Texas faced a snowstorm on February 13–17. It is one of the most historic winter storms Texas has seen. The temperatures plummeted while ice and snow covered the entire state, leaving millions of people without electricity.
This disaster led to blackouts extending from hours to days. Top state lawmakers called for investigations into the Electric Reliability Council of Texas, as Texans demanded accountability for the disaster. Many stores and businesses were shut down due to the snow, which caused panic for food and other resources in need. Schools were also closed since most households had no electricity for hours or days. Not only was the electricity a problem, but many individuals’ water pipes froze, causing water leakage in their houses or apartment complex.
Due to the weather, many homeless people and people who were in the comfort of their homes passed away. Many of these deaths could have been caused by freezing to death from hypothermia, poisoning by carbon monoxide, trapped in home fires, and crashes on icy roads. State officials are trying to determine how many victims have passed away from this frigid cold, but it is a daunting task.

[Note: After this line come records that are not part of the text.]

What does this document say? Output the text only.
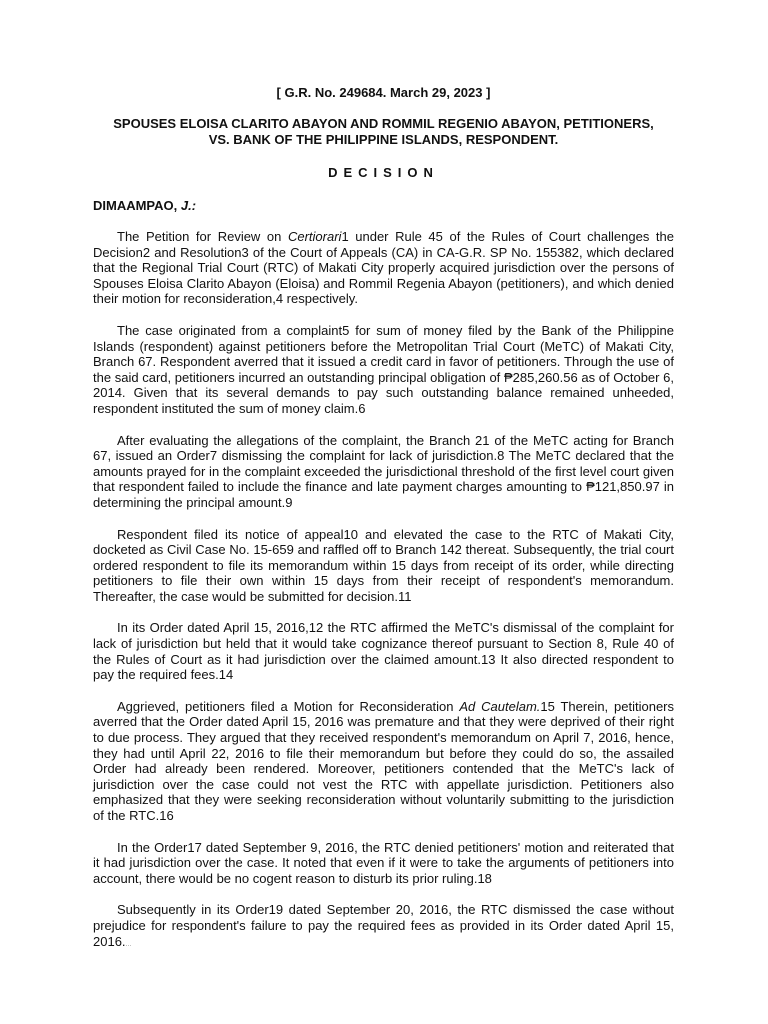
[ G.R. No. 249684. March 29, 2023 ]
SPOUSES ELOISA CLARITO ABAYON AND ROMMIL REGENIO ABAYON, PETITIONERS,
VS. BANK OF THE PHILIPPINE ISLANDS, RESPONDENT.
DECISION
DIMAAMPAO, J.:

The Petition for Review on Certiorari1 under Rule 45 of the Rules of Court challenges the Decision2 and Resolution3 of the Court of Appeals (CA) in CA-G.R. SP No. 155382, which declared that the Regional Trial Court (RTC) of Makati City properly acquired jurisdiction over the persons of Spouses Eloisa Clarito Abayon (Eloisa) and Rommil Regenia Abayon (petitioners), and which denied their motion for reconsideration,4 respectively.

The case originated from a complaint5 for sum of money filed by the Bank of the Philippine Islands (respondent) against petitioners before the Metropolitan Trial Court (MeTC) of Makati City, Branch 67. Respondent averred that it issued a credit card in favor of petitioners. Through the use of the said card, petitioners incurred an outstanding principal obligation of ₱285,260.56 as of October 6, 2014. Given that its several demands to pay such outstanding balance remained unheeded, respondent instituted the sum of money claim.6

After evaluating the allegations of the complaint, the Branch 21 of the MeTC acting for Branch 67, issued an Order7 dismissing the complaint for lack of jurisdiction.8 The MeTC declared that the amounts prayed for in the complaint exceeded the jurisdictional threshold of the first level court given that respondent failed to include the finance and late payment charges amounting to ₱121,850.97 in determining the principal amount.9

Respondent filed its notice of appeal10 and elevated the case to the RTC of Makati City, docketed as Civil Case No. 15-659 and raffled off to Branch 142 thereat. Subsequently, the trial court ordered respondent to file its memorandum within 15 days from receipt of its order, while directing petitioners to file their own within 15 days from their receipt of respondent's memorandum. Thereafter, the case would be submitted for decision.11

In its Order dated April 15, 2016,12 the RTC affirmed the MeTC's dismissal of the complaint for lack of jurisdiction but held that it would take cognizance thereof pursuant to Section 8, Rule 40 of the Rules of Court as it had jurisdiction over the claimed amount.13 It also directed respondent to pay the required fees.14

Aggrieved, petitioners filed a Motion for Reconsideration Ad Cautelam.15 Therein, petitioners averred that the Order dated April 15, 2016 was premature and that they were deprived of their right to due process. They argued that they received respondent's memorandum on April 7, 2016, hence, they had until April 22, 2016 to file their memorandum but before they could do so, the assailed Order had already been rendered. Moreover, petitioners contended that the MeTC's lack of jurisdiction over the case could not vest the RTC with appellate jurisdiction. Petitioners also emphasized that they were seeking reconsideration without voluntarily submitting to the jurisdiction of the RTC.16

In the Order17 dated September 9, 2016, the RTC denied petitioners' motion and reiterated that it had jurisdiction over the case. It noted that even if it were to take the arguments of petitioners into account, there would be no cogent reason to disturb its prior ruling.18

Subsequently in its Order19 dated September 20, 2016, the RTC dismissed the case without prejudice for respondent's failure to pay the required fees as provided in its Order dated April 15, 2016....
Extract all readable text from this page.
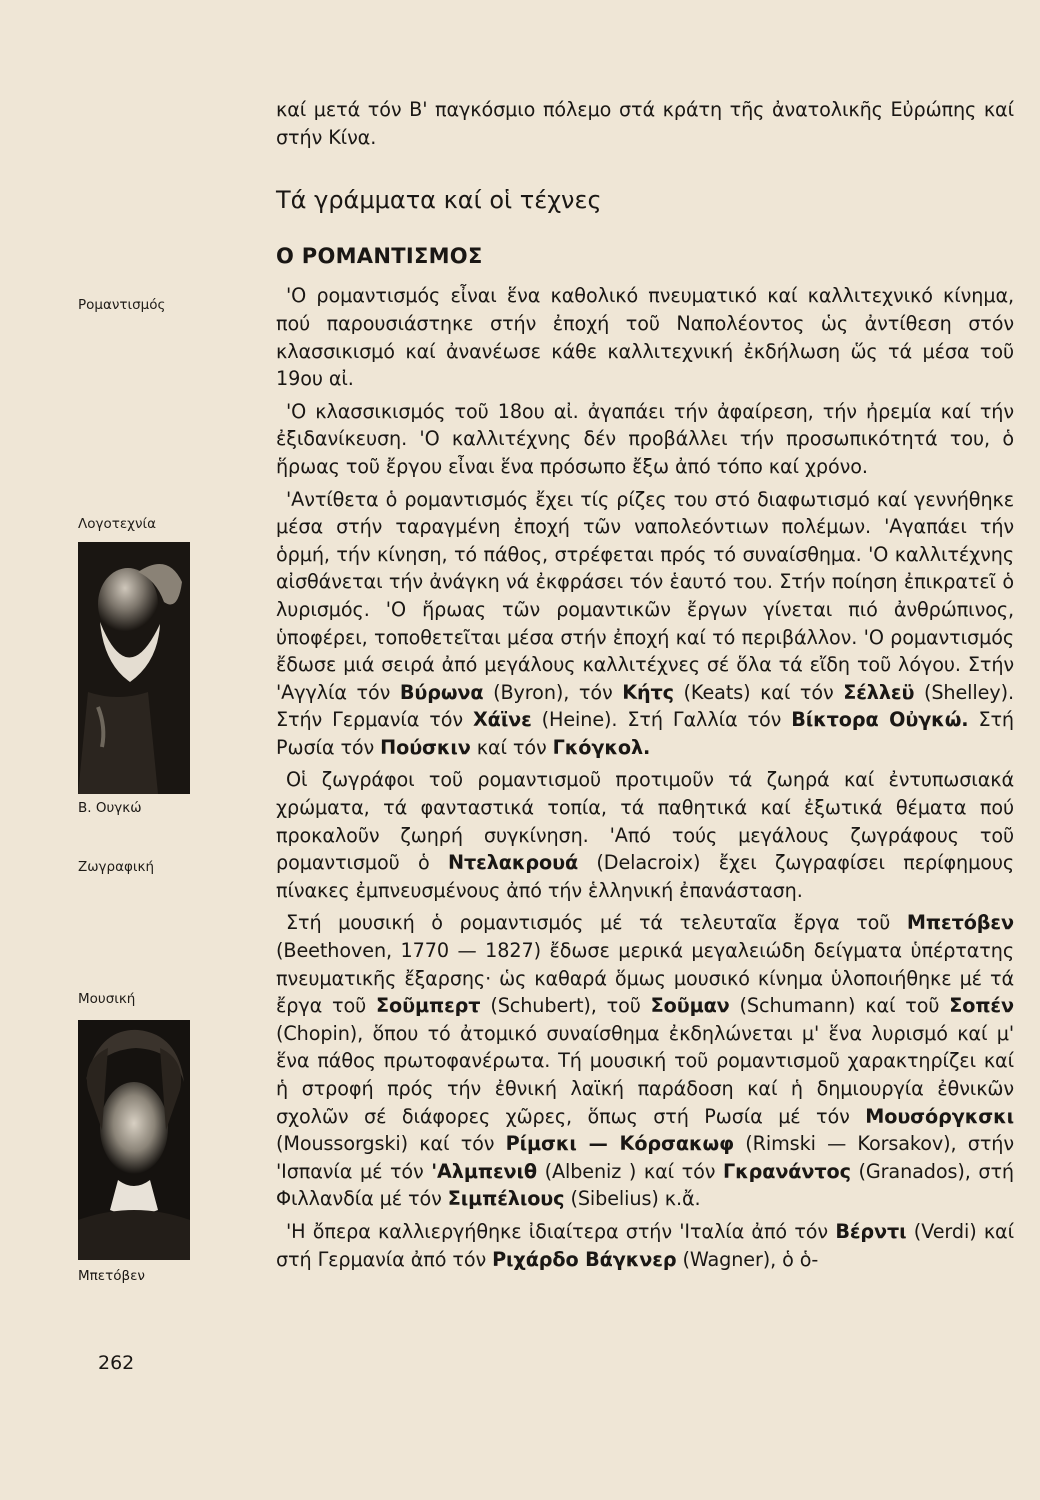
καί μετά τόν Β' παγκόσμιο πόλεμο στά κράτη τῆς ἀνατολικῆς Εὐρώπης καί στήν Κίνα.

Τά γράμματα καί οἱ τέχνες
Ο ΡΟΜΑΝΤΙΣΜΟΣ

'Ο ρομαντισμός εἶναι ἕνα καθολικό πνευματικό καί καλλιτεχνικό κίνημα, πού παρουσιάστηκε στήν ἐποχή τοῦ Ναπολέοντος ὡς ἀντίθεση στόν κλασσικισμό καί ἀνανέωσε κάθε καλλιτεχνική ἐκδήλωση ὥς τά μέσα τοῦ 19ου αἰ.

'Ο κλασσικισμός τοῦ 18ου αἰ. ἀγαπάει τήν ἀφαίρεση, τήν ἠρεμία καί τήν ἐξιδανίκευση. 'Ο καλλιτέχνης δέν προβάλλει τήν προσωπικότητά του, ὁ ἥρωας τοῦ ἔργου εἶναι ἕνα πρόσωπο ἔξω ἀπό τόπο καί χρόνο.

'Αντίθετα ὁ ρομαντισμός ἔχει τίς ρίζες του στό διαφωτισμό καί γεννήθηκε μέσα στήν ταραγμένη ἐποχή τῶν ναπολεόντιων πολέμων. 'Αγαπάει τήν ὁρμή, τήν κίνηση, τό πάθος, στρέφεται πρός τό συναίσθημα. 'Ο καλλιτέχνης αἰσθάνεται τήν ἀνάγκη νά ἐκφράσει τόν ἑαυτό του. Στήν ποίηση ἐπικρατεῖ ὁ λυρισμός. 'Ο ἥρωας τῶν ρομαντικῶν ἔργων γίνεται πιό ἀνθρώπινος, ὑποφέρει, τοποθετεῖται μέσα στήν ἐποχή καί τό περιβάλλον. 'Ο ρομαντισμός ἔδωσε μιά σειρά ἀπό μεγάλους καλλιτέχνες σέ ὅλα τά εἴδη τοῦ λόγου. Στήν 'Αγγλία τόν Βύρωνα (Byron), τόν Κήτς (Keats) καί τόν Σέλλεϋ (Shelley). Στήν Γερμανία τόν Χάϊνε (Heine). Στή Γαλλία τόν Βίκτορα Οὐγκώ. Στή Ρωσία τόν Πούσκιν καί τόν Γκόγκολ.

Οἱ ζωγράφοι τοῦ ρομαντισμοῦ προτιμοῦν τά ζωηρά καί ἐντυπωσιακά χρώματα, τά φανταστικά τοπία, τά παθητικά καί ἐξωτικά θέματα πού προκαλοῦν ζωηρή συγκίνηση. 'Από τούς μεγάλους ζωγράφους τοῦ ρομαντισμοῦ ὁ Ντελακρουά (Delacroix) ἔχει ζωγραφίσει περίφημους πίνακες ἐμπνευσμένους ἀπό τήν ἑλληνική ἐπανάσταση.

Στή μουσική ὁ ρομαντισμός μέ τά τελευταῖα ἔργα τοῦ Μπετόβεν (Beethoven, 1770 — 1827) ἔδωσε μερικά μεγαλειώδη δείγματα ὑπέρτατης πνευματικῆς ἔξαρσης· ὡς καθαρά ὅμως μουσικό κίνημα ὑλοποιήθηκε μέ τά ἔργα τοῦ Σοῦμπερτ (Schubert), τοῦ Σοῦμαν (Schumann) καί τοῦ Σοπέν (Chopin), ὅπου τό ἀτομικό συναίσθημα ἐκδηλώνεται μ' ἕνα λυρισμό καί μ' ἕνα πάθος πρωτοφανέρωτα. Τή μουσική τοῦ ρομαντισμοῦ χαρακτηρίζει καί ἡ στροφή πρός τήν ἐθνική λαϊκή παράδοση καί ἡ δημιουργία ἐθνικῶν σχολῶν σέ διάφορες χῶρες, ὅπως στή Ρωσία μέ τόν Μουσόργκσκι (Moussorgski) καί τόν Ρίμσκι — Κόρσακωφ (Rimski — Korsakov), στήν 'Ισπανία μέ τόν 'Αλμπενιθ (Albeniz ) καί τόν Γκρανάντος (Granados), στή Φιλλανδία μέ τόν Σιμπέλιους (Sibelius) κ.ἄ.

'Η ὄπερα καλλιεργήθηκε ἰδιαίτερα στήν 'Ιταλία ἀπό τόν Βέρντι (Verdi) καί στή Γερμανία ἀπό τόν Ριχάρδο Βάγκνερ (Wagner), ὁ ὁ-

Ρομαντισμός
Λογοτεχνία
Β. Ουγκώ
Ζωγραφική
Μουσική
Μπετόβεν
262
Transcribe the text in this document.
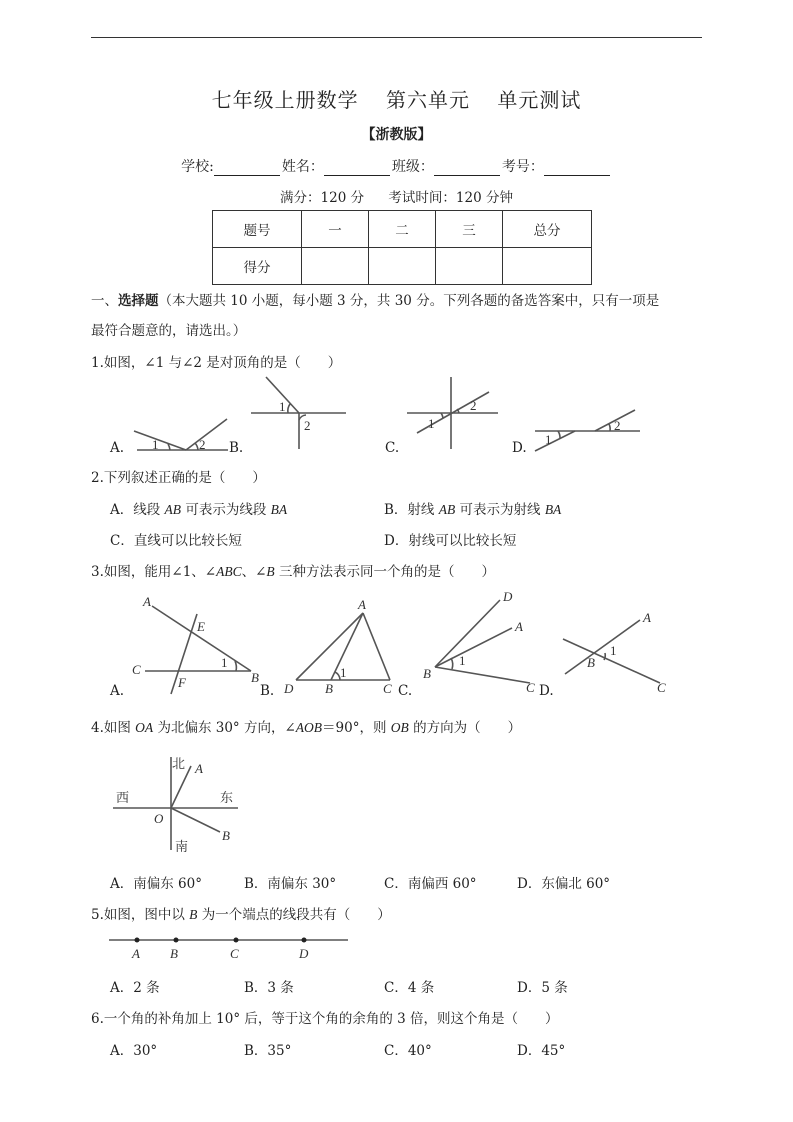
七年级上册数学 第六单元 单元测试
【浙教版】
学校:	姓名：	班级：	考号：
满分：120 分 考试时间：120 分钟
题号	一	二	三	总分
得分				
一、选择题（本大题共 10 小题，每小题 3 分，共 30 分。下列各题的备选答案中，只有一项是
最符合题意的，请选出。）
1.如图，∠1 与∠2 是对顶角的是（　　）
A.	B.	C.	D.
1	2
1
2	1
2
1
2
A
E
C	1
B
F
A
1
D B	C
D
A
B
1
C
A
1
B
C
北
南
西	东
O
A
B
A B	C	D
2.下列叙述正确的是（　　）
A．线段 AB 可表示为线段 BA	B．射线 AB 可表示为射线 BA
C．直线可以比较长短	D．射线可以比较长短
3.如图，能用∠1、∠ABC、∠B 三种方法表示同一个角的是（　　）
A.	B.	C.	D.
4.如图 OA 为北偏东 30° 方向，∠AOB＝90°，则 OB 的方向为（　　）
A．南偏东 60°	B．南偏东 30°	C．南偏西 60°	D．东偏北 60°
5.如图，图中以 B 为一个端点的线段共有（　　）
A．2 条	B．3 条	C．4 条	D．5 条
6.一个角的补角加上 10° 后，等于这个角的余角的 3 倍，则这个角是（　　）
A．30°	B．35°	C．40°	D．45°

Dallas police suspect that a 34-year old man, Lorenzo Charles Washington III, died of carbon monoxide poisoning. Garland police believe two men, 41-year-old Arnulfo Escalante Lopez and 28-year-old Jose Anguiano Torres, were also victims of carbon monoxide poisoning. As of right now, at least 17 Dallas County deaths were caused by the storm, however, these numbers could change as doctors are waiting for results to identify if these deaths were caused by the snowstorm.